Similar to other existing studies in this field, this study has some limitations. One is the need to have a closer look at the self-efficacy construct and a deeper understanding of different support dimensions and other facilitating conditions relevant to carrying out the FLS. Another potential constraint can be attributed to the limited geographical location of the study participants due to the observance of COVID-19 protocols during the data collection (i.e., online survey). Thus, it is suggested that different population groups (i.e., different cultural aspects, comparing countries) should be analyzed to validate and provide a more comprehensive report of the current study. Furthermore, some constructs might have inherent interdependencies with other constructs, which would make the structural model highly complex. The use of PLS-SEM could not effectively handle these complex models. Cognitive modelling tools based on graph theory, including decision-making trial and evaluation laboratory, interpretive structural modelling, and fuzzy cognitive mapping, can be implemented to uncover salient information about the intertwined relationships of the constructs.
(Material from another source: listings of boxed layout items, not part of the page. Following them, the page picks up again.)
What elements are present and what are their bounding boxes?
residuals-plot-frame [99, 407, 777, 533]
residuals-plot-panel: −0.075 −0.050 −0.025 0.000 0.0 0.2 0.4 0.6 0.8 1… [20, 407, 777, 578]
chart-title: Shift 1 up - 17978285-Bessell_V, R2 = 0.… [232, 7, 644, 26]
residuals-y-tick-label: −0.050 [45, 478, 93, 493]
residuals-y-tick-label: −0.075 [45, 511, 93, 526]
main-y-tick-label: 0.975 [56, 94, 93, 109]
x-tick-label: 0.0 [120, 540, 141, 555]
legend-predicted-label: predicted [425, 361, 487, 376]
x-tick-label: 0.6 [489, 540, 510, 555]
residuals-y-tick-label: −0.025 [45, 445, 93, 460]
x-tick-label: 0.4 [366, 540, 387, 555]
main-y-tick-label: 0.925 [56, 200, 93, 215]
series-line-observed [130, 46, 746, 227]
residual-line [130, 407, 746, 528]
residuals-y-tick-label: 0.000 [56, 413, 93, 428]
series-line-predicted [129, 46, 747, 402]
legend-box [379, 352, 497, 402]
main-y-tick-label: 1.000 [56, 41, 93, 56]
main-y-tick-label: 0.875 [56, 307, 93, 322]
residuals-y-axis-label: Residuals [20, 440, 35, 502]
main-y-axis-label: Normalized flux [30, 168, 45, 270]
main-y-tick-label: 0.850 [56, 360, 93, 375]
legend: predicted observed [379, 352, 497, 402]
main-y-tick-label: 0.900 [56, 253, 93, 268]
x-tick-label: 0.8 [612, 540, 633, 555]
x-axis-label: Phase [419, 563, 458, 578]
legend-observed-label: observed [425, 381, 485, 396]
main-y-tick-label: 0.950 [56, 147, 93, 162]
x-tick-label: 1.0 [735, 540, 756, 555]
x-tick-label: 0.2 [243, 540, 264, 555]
The overall theoretical significance of the study leads to specific insights for future works. Among those, we suggest three compelling directions: (1) a deeper understanding of the variations of the extended TPB model in different periods and institution types (i.e., public or private), (2) self-efficacy can be extended with Bandura’s [
142] dimensions on mastery experiences and vicarious experiences, and (3) analysis can be viewed with different dimensions of organizational commitment (e.g., creativity, continuance commitment, and goal commitment).